Sudah tiga hari, Syahrul tidak berbicara dengan Bima. Keheningan di antara mereka begitu terasa, mengisi setiap sudut ruang kelas dan lorong sekolah yang biasanya riuh dengan candaan dan obrolan mereka. Bima pun sudah tidak ke rumah Syahrul lagi, kebiasaan mereka nongkrong bareng setelah sekolah sekarang tinggal kenangan. Di sekolah pun mereka diem-dieman, ga saling tegur sapa seperti dulu. Bahkan, pas berangkat sekolah, mereka udah ga bareng lagi.
Di kelas, Bima sering melirik ke arah Syahrul, berharap ada secercah tanda bahwa sahabatnya akan berbicara lagi dengannya. Tapi Syahrul tetap diam, tenggelam dalam dunianya sendiri. Setiap kali mata mereka bertemu secara tidak sengaja, Syahrul cepat-cepat memalingkan wajah, seolah Bima adalah sosok yang tak ingin dilihatnya lagi. Keadaan ini membuat Bima semakin tertekan. Dia rindu tawa dan canda Syahrul, rindu kebersamaan mereka yang dulu begitu akrab.
Syahrul juga merasakan hal yang sama. Meskipun dia berusaha keras untuk menghindari Bima dan tampak acuh tak acuh, di dalam hatinya dia merasa kehilangan sahabat yang selama ini selalu ada untuknya. Setiap kali dia melihat Bima berjalan sendirian di koridor sekolah atau duduk sendirian di kantin, ada rasa bersalah dan kerinduan yang menghantui dirinya. Namun, kemarahan dan kekecewaan masih terlalu kuat untuk diabaikan begitu saja.
Saat istirahat, Bima sering duduk sendirian di sudut kantin, memandangi piring makanannya tanpa nafsu. Teman-teman lain mencoba mengajak bicara, tapi Bima hanya menjawab seadanya, pikirannya melayang pada Syahrul. Di saat yang sama, Syahrul juga berada di kantin, tetapi memilih meja yang jauh dari Bima. Dia duduk dengan beberapa teman lain, berusaha tertawa dan bercanda, namun hatinya tak bisa sepenuhnya ikut bersenang-senang.
"Udah gue bilang Rul, kalo marahan tuh jangan lama-lama. Nanti putus beneran lho," kata ketua kelas di lain kesempatan. "Siapapun yang salah, minta maaf itu penting kalo mau pengen balikan. Emang, Bima itu tipe uke yang ga peka gitu ya?"
"Bima bukan uke! Elu kebanyakan baca doujin haram, fujo sialan!" Syahrul langsung menutup mulutnya, merasa salah bicara.
"Oh... jadi Bima itu seme ya? Berarti, kamu uke yang ngambekan dong?" Tuhkan, Syahrul salah bicara. Syahrul mengacak rambutnya dan pergi dari fujo sialan itu sambil mengomel tidak jelas.

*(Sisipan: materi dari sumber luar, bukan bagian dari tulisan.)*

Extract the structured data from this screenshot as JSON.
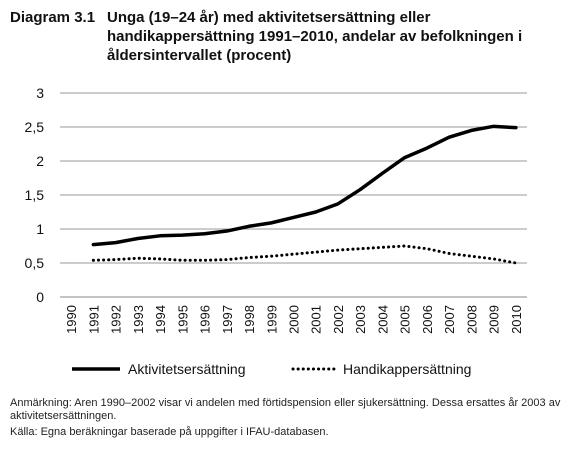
{
  "header": {
    "label": "Diagram 3.1",
    "title": "Unga (19–24 år) med aktivitetsersättning eller handikappersättning 1991–2010, andelar av befolkningen i åldersintervallet (procent)"
  },
  "notes": {
    "remark": "Anmärkning: Aren 1990–2002 visar vi andelen med förtidspension eller sjukersättning. Dessa ersattes år 2003 av aktivitetsersättningen.",
    "source": "Källa: Egna beräkningar baserade på uppgifter i IFAU-databasen."
  },
  "chart_data": {
    "type": "line",
    "x": [
      "1990",
      "1991",
      "1992",
      "1993",
      "1994",
      "1995",
      "1996",
      "1997",
      "1998",
      "1999",
      "2000",
      "2001",
      "2002",
      "2003",
      "2004",
      "2005",
      "2006",
      "2007",
      "2008",
      "2009",
      "2010"
    ],
    "y_tick_labels": [
      "0",
      "0,5",
      "1",
      "1,5",
      "2",
      "2,5",
      "3"
    ],
    "y_tick_values": [
      0,
      0.5,
      1,
      1.5,
      2,
      2.5,
      3
    ],
    "ylim": [
      0,
      3
    ],
    "grid": true,
    "legend_position": "bottom",
    "series": [
      {
        "name": "Aktivitetsersättning",
        "style": "solid",
        "color": "#000000",
        "values": [
          null,
          0.77,
          0.8,
          0.86,
          0.9,
          0.91,
          0.93,
          0.97,
          1.04,
          1.09,
          1.17,
          1.25,
          1.37,
          1.58,
          1.82,
          2.05,
          2.19,
          2.35,
          2.45,
          2.51,
          2.49
        ]
      },
      {
        "name": "Handikappersättning",
        "style": "dotted",
        "color": "#000000",
        "values": [
          null,
          0.54,
          0.55,
          0.57,
          0.56,
          0.54,
          0.54,
          0.55,
          0.58,
          0.6,
          0.63,
          0.66,
          0.69,
          0.71,
          0.73,
          0.75,
          0.71,
          0.64,
          0.6,
          0.56,
          0.5
        ]
      }
    ]
  }
}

Syahrul tidak tahu harus melakukan apa untuk memperbaiki hubungannya dengan Bima, meski dia tahu dia harus melakukan sesuatu. Namun, setiap kali dia ingin mengambil langkah, ada rasa berat hati yang membuatnya terus mengulur-ulur waktu. Dia merasa bingung dan cemas, takut menghadapi kenyataan dan dampak dari semua ini.

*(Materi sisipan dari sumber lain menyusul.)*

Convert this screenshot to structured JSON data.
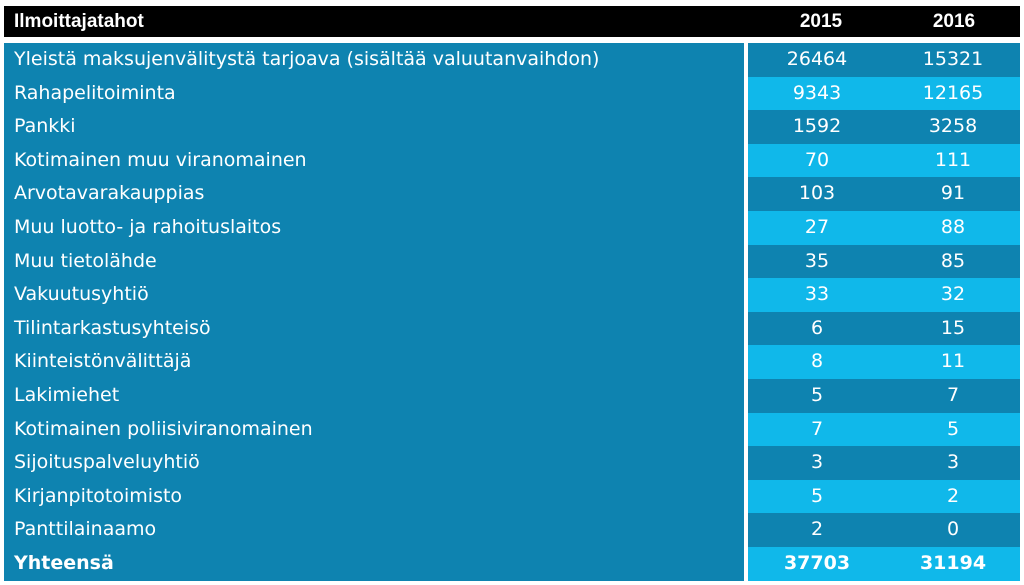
{
  "table": {
    "header": {
      "label": "Ilmoittajatahot",
      "year1": "2015",
      "year2": "2016"
    },
    "rows": [
      {
        "label": "Yleistä maksujenvälitystä tarjoava (sisältää valuutanvaihdon)",
        "v2015": "26464",
        "v2016": "15321"
      },
      {
        "label": "Rahapelitoiminta",
        "v2015": "9343",
        "v2016": "12165"
      },
      {
        "label": "Pankki",
        "v2015": "1592",
        "v2016": "3258"
      },
      {
        "label": "Kotimainen muu viranomainen",
        "v2015": "70",
        "v2016": "111"
      },
      {
        "label": "Arvotavarakauppias",
        "v2015": "103",
        "v2016": "91"
      },
      {
        "label": "Muu luotto- ja rahoituslaitos",
        "v2015": "27",
        "v2016": "88"
      },
      {
        "label": "Muu tietolähde",
        "v2015": "35",
        "v2016": "85"
      },
      {
        "label": "Vakuutusyhtiö",
        "v2015": "33",
        "v2016": "32"
      },
      {
        "label": "Tilintarkastusyhteisö",
        "v2015": "6",
        "v2016": "15"
      },
      {
        "label": "Kiinteistönvälittäjä",
        "v2015": "8",
        "v2016": "11"
      },
      {
        "label": "Lakimiehet",
        "v2015": "5",
        "v2016": "7"
      },
      {
        "label": "Kotimainen poliisiviranomainen",
        "v2015": "7",
        "v2016": "5"
      },
      {
        "label": "Sijoituspalveluyhtiö",
        "v2015": "3",
        "v2016": "3"
      },
      {
        "label": "Kirjanpitotoimisto",
        "v2015": "5",
        "v2016": "2"
      },
      {
        "label": "Panttilainaamo",
        "v2015": "2",
        "v2016": "0"
      }
    ],
    "total": {
      "label": "Yhteensä",
      "v2015": "37703",
      "v2016": "31194"
    }
  },
  "colors": {
    "header_bg": "#000000",
    "row_dark": "#0e83b0",
    "row_light": "#10b8ea",
    "text": "#ffffff"
  }
}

Sore itu, saat Syahrul hendak mengendarai motornya keluar dari parkiran dekat sekolah, matanya menangkap sosok Bima yang sedang berbicara dengan seseorang di dekat gerobak siomay. Penjual siomay itu baru saja mulai berjualan di dekat sekolah beberapa minggu terakhir, dan Syahrul sendiri belum sempat mencoba siomaynya.
Bima tampak akrab dengan penjual siomay itu, tertawa dan berbicara dengan semangat. Ada perasaan aneh yang timbul dalam diri Syahrul melihat sahabatnya bisa tertawa dengan orang lain sementara hubungan mereka sedang memburuk. Tanpa sadar, Syahrul meremas setang motornya, merasa campuran antara cemburu dan penasaran.

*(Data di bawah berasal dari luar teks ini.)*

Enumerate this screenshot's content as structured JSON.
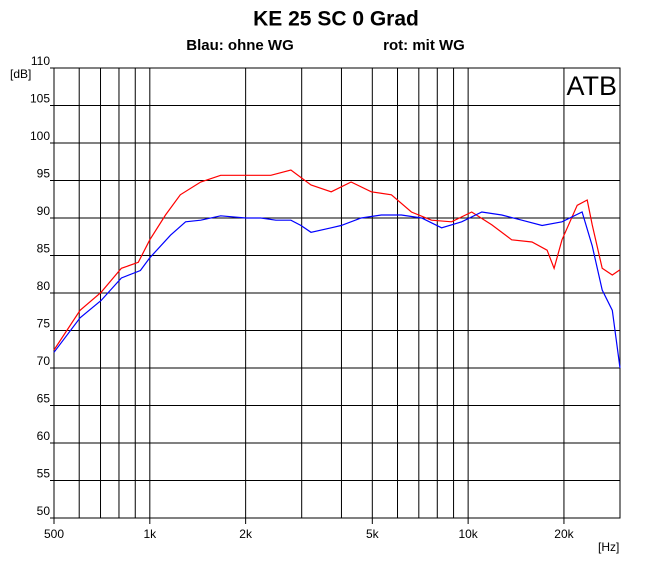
{
  "chart_data": {
    "type": "line",
    "title": "KE 25 SC   0 Grad",
    "annotation": "ATB",
    "y_label": "[dB]",
    "x_label": "[Hz]",
    "xlog": true,
    "grid": true,
    "xlim": [
      500,
      30000
    ],
    "ylim": [
      50,
      110
    ],
    "xticks": [
      500,
      {
        "value": 1000,
        "label": "1k"
      },
      {
        "value": 2000,
        "label": "2k"
      },
      {
        "value": 5000,
        "label": "5k"
      },
      {
        "value": 10000,
        "label": "10k"
      },
      {
        "value": 20000,
        "label": "20k"
      }
    ],
    "xgrid": [
      600,
      700,
      800,
      900,
      3000,
      4000,
      6000,
      7000,
      8000,
      9000
    ],
    "yticks": [
      50,
      55,
      60,
      65,
      70,
      75,
      80,
      85,
      90,
      95,
      100,
      105,
      110
    ],
    "series": [
      {
        "name": "rot: mit WG",
        "color": "#ff0000",
        "x": [
          500,
          604,
          703,
          814,
          920,
          1000,
          1120,
          1247,
          1445,
          1670,
          2000,
          2400,
          2775,
          3210,
          3715,
          4290,
          4965,
          5740,
          6635,
          7670,
          8875,
          10260,
          11860,
          13710,
          15870,
          17700,
          18620,
          19720,
          22010,
          23660,
          24540,
          26380,
          28370,
          30000
        ],
        "values": [
          72.4,
          77.7,
          80.1,
          83.3,
          84.1,
          87.1,
          90.4,
          93.1,
          94.8,
          95.7,
          95.7,
          95.7,
          96.4,
          94.4,
          93.5,
          94.8,
          93.5,
          93.1,
          90.8,
          89.7,
          89.5,
          90.8,
          89.1,
          87.1,
          86.8,
          85.7,
          83.3,
          87.1,
          91.7,
          92.4,
          89.1,
          83.3,
          82.4,
          83.1
        ]
      },
      {
        "name": "Blau: ohne WG",
        "color": "#0000ff",
        "x": [
          500,
          604,
          703,
          814,
          934,
          1000,
          1161,
          1295,
          1445,
          1670,
          2000,
          2233,
          2490,
          2775,
          2985,
          3210,
          3715,
          3990,
          4615,
          5335,
          6170,
          7140,
          8255,
          9545,
          11040,
          12760,
          14760,
          17070,
          19720,
          22800,
          24540,
          26380,
          28370,
          30000
        ],
        "values": [
          72.1,
          76.7,
          79,
          82,
          83,
          84.7,
          87.7,
          89.5,
          89.7,
          90.3,
          90,
          90,
          89.7,
          89.7,
          89,
          88.1,
          88.7,
          89,
          90,
          90.4,
          90.4,
          90,
          88.7,
          89.5,
          90.8,
          90.4,
          89.7,
          89,
          89.5,
          90.8,
          86.3,
          80.4,
          77.7,
          70
        ]
      }
    ]
  }
}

Setelah beberapa saat, Bima selesai berbicara dan berpamitan kepada penjual siomay. Dia kemudian menyalakan motor maticnya dan mulai melaju pergi. Syahrul, yang awalnya hanya berdiri memandang, tiba-tiba merasa dorongan kuat untuk mengikuti Bima. Entah kenapa, Syahrul merasa ini adalah kesempatan untuk memahami lebih banyak tentang sahabatnya, atau mungkin menemukan cara untuk memperbaiki semuanya.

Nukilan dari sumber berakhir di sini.